The terrorist watch list made international headlines last week after a leaked document revealed that 40 percent of the people on the list had no connection to terrorism. The report also claimed that Dearborn has the second highest number of “known or suspected terrorists” after New York City.
Several civil rights organizations, including The Arab-American Civil Rights League (ACRL), American‑Arab Anti‑Discrimination Committee (ADC) and CAIR-MI, held a press conference in front of Dearborn City Hall on Friday, Aug. 8, to denounce the report and refute its findings about Dearborn.
Barbara McQuade, U.S. attorney for the Eastern District of Michigan, joined the conference and defended the Dearborn community.

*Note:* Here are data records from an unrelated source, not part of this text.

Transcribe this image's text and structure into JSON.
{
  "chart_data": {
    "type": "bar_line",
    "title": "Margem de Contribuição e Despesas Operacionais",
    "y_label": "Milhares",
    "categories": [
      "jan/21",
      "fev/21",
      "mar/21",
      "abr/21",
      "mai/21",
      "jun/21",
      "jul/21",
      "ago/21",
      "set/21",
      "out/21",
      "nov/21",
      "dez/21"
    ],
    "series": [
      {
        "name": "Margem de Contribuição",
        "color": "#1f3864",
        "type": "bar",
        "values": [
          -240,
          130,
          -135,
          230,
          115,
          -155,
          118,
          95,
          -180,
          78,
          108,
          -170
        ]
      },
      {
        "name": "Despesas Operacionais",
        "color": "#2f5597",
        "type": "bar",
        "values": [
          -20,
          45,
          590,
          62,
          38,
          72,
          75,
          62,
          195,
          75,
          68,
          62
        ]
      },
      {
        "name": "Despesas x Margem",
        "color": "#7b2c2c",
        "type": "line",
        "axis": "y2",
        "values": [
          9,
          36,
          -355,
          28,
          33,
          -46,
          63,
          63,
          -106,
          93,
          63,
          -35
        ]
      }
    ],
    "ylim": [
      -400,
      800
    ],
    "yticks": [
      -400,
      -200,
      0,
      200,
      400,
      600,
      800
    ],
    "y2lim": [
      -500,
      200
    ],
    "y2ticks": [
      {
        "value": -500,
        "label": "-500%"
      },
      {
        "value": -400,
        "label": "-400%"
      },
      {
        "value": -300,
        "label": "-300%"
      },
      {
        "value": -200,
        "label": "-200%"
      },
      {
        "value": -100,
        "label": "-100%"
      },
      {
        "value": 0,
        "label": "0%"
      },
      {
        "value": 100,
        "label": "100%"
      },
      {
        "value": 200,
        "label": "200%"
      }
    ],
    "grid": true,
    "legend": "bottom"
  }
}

“To the people of Dearborn, I say to you: I stand with you,” McQuade said. “I’m here to serve you, to work with you, to protect you. To the people outside of Dearborn, I’m here to tell you that we should all be so lucky to have neighbors like the great neighbors in Dearborn.”
She added that nobody from Dearborn has ever been convicted of committing acts of terrorism. She questioned the authenticity of the document.
“Of the alleged document, I am skeptical of the accuracy and very skeptical of those numbers,” McQuade said.
Speaking to The Arab American News, community activist Suehaila Amen slammed Dearborn officials for remaining silent about the report.
“The report is not only against Arab Americans but Dearborn as a whole,” Amen said. “We have 96,000 people in Dearborn. With the disproportionate numbers compared to cities like Houston and Chicago, that means everyone in Dearborn could have ties in some capacity to terrorism, which is absolutely absurd.”
She urged city officials to speak out against the report.
“The silence of our elected officials is not helping, especially when the media is running wild with the story,” she said. “If you don’t defend your constituents and stand up against these types of claims that are made to incite fear, then you are contributing to this climate of fear.”